Berikut kode (klik "Edit" untuk melihatnya diformat): impor numpy sebagai np, panda sebagai pd n = 1000 B = 1000 y = np.random.randn (n) meansb, meansoob = [], [] untuk b di range (B): ib = np.random.choice (n, n, ganti = True) meanb = y [ib] .mean () meansb.append (meanb) indoob = np.ones (n, dtype = bool) indoob [ib] = False meanoob = y [indoob] .mean () meansoob.append (meanoob) pd.Series (meansb) .hist (histtype = 'step') pd.Series (meansoob) .ist (histtype = 'step' ) cetak np.mean (meanb), np.mean (meansoob), pd.Series (y) .mean ()
Kochede

@Kochede "pada dasarnya 100%" bukan 100%. "Sangat dekat dengan rata-rata" tidak sama persis dengan rata-rata. Anda menggunakan kata-kata musang. Saya tidak salah
Neil McGuigan

Jadi Anda tidak hanya memberikan jawaban yang salah, tetapi Anda juga mendesak mereka dengan demagogi, ok.

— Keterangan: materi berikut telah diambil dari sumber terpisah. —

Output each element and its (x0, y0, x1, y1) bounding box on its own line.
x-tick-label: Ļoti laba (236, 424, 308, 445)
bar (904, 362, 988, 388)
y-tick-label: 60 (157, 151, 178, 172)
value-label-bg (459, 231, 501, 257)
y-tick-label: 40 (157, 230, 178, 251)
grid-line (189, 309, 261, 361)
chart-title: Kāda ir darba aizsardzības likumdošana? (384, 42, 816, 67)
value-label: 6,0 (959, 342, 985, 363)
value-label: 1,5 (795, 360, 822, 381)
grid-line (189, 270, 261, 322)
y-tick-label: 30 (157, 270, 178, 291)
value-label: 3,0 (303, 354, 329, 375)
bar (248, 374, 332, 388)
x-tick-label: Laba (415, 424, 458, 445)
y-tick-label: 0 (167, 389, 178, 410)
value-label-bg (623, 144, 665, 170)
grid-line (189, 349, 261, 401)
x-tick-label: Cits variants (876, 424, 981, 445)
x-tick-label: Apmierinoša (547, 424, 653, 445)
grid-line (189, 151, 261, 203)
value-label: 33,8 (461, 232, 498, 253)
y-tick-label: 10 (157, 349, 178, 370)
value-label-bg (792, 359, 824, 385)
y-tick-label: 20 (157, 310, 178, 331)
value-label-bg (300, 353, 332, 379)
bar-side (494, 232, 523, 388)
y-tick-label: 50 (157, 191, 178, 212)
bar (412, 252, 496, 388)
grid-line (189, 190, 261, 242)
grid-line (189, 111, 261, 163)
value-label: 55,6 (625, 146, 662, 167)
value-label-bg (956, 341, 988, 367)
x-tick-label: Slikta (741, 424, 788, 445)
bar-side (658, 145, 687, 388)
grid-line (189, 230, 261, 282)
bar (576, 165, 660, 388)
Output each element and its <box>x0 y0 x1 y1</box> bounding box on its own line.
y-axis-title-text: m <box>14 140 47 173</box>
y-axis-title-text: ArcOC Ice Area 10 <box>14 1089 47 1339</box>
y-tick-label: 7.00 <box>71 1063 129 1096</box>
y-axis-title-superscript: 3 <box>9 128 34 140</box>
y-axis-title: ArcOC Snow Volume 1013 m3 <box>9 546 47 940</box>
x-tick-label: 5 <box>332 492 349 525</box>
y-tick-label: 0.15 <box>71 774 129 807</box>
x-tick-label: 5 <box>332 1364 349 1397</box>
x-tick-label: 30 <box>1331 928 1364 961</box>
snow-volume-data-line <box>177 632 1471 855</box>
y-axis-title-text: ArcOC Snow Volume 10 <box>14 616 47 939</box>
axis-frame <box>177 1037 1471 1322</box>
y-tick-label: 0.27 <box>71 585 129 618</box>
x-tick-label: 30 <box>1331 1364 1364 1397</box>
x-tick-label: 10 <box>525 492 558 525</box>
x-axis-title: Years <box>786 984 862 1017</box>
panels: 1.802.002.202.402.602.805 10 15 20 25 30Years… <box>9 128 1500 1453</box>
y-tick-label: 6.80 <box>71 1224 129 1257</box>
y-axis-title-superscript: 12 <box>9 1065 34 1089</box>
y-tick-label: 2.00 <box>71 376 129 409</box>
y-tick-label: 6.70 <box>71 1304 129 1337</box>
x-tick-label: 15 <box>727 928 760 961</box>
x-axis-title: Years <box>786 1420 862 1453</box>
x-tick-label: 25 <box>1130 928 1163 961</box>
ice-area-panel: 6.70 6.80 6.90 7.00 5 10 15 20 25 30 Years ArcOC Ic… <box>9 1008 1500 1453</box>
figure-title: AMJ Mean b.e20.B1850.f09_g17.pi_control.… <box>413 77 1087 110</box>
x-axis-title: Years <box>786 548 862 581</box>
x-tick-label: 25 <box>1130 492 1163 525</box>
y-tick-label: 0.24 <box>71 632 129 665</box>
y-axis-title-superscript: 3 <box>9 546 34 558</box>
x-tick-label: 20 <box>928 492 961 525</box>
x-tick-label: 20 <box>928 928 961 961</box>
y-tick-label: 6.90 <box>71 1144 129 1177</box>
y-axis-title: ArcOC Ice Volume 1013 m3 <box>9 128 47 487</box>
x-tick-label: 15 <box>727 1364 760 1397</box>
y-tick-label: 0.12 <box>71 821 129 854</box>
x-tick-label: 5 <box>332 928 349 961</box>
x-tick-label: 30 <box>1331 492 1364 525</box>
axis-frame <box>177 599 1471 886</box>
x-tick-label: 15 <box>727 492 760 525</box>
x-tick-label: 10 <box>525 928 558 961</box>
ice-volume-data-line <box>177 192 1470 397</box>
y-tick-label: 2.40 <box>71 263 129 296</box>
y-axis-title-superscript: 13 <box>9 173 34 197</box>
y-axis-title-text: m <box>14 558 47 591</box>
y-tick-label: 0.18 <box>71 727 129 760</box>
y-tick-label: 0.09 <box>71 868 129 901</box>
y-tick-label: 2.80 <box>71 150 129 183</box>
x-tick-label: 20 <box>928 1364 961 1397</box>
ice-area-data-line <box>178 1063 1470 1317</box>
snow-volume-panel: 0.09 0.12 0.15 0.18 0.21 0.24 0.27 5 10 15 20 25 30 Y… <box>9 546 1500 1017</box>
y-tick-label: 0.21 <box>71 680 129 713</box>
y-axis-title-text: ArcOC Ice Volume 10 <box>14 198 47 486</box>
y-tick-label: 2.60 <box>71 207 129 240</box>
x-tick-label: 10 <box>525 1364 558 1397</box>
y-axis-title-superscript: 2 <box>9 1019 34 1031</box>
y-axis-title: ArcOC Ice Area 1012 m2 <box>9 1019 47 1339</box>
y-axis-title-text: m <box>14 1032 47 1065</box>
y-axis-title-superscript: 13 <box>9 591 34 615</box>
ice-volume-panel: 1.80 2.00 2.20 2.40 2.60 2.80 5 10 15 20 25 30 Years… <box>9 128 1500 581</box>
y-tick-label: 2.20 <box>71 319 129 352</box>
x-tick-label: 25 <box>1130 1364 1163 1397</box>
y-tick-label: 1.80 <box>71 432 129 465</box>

Cakupan data yang diharapkan oleh sampel bootstrap dengan cepat konvergen hingga 100% dengan meningkatnya jumlah sampel. Dalam percobaan di atas setelah kurang dari 10 sampel bootstrap, semua titik data terkena bootstrap. Demikian pula, harapan rata-rata sampel bootstrap sama dengan rata-rata sampel. Dan dalam percobaan di atas setelah 1000 sampel bootstrap, perbedaannya kurang dari 0,1% (gunakan np.random.rand alih-alih randn, karena untuk randn rata-rata adalah 0)
Kochede

Berikut adalah kode yang diperbarui untuk referensi Anda: import numpy as np, panda as pd; n = 1000; B = 1000; y = np.random.rand (n); meansb = []; tertutup = np.zeros (n, dtype = bool); coverage = []; #begin loop untuk b dalam rentang (B): ib = np.random.choice (n, n, ganti = True); tertutup [ib] = Benar; coverage.append (covered.sum () * 1.0 / n); meanb = y [ib] .mean (); meansb.append (meanb); #end cakupan cetak loop [: 10]; cetak np.mean (meansb), pd.Series (y) .mean (); print (np.mean (meansb) - pd.Series (y) .mean ()) / pd.Series (y) .mean ();
Kochede

2

Ini adalah dua teknik resampling:

Dalam validasi silang, kami membagi data secara acak menjadi kfold dan ini membantu dalam overfitting, tetapi pendekatan ini memiliki kelemahan. Karena menggunakan sampel acak sehingga beberapa sampel menghasilkan kesalahan besar. Untuk meminimalkan CV memiliki teknik tetapi tidak begitu kuat dengan masalah klasifikasi. Bootstrap membantu dalam hal ini, ia memperbaiki kesalahan dari pemeriksaan sampel sendiri .. untuk detail silakan merujuk ..

https://lagunita.stanford.edu/c4x/HumanitiesScience/StatLearning/asset/cv_boot.pdf

Dengan menggunakan situs kami, Anda mengakui telah membaca dan memahami Kebijakan Cookie dan Kebijakan Privasi kami.
Licensed under cc by-sa 3.0 with attribution required.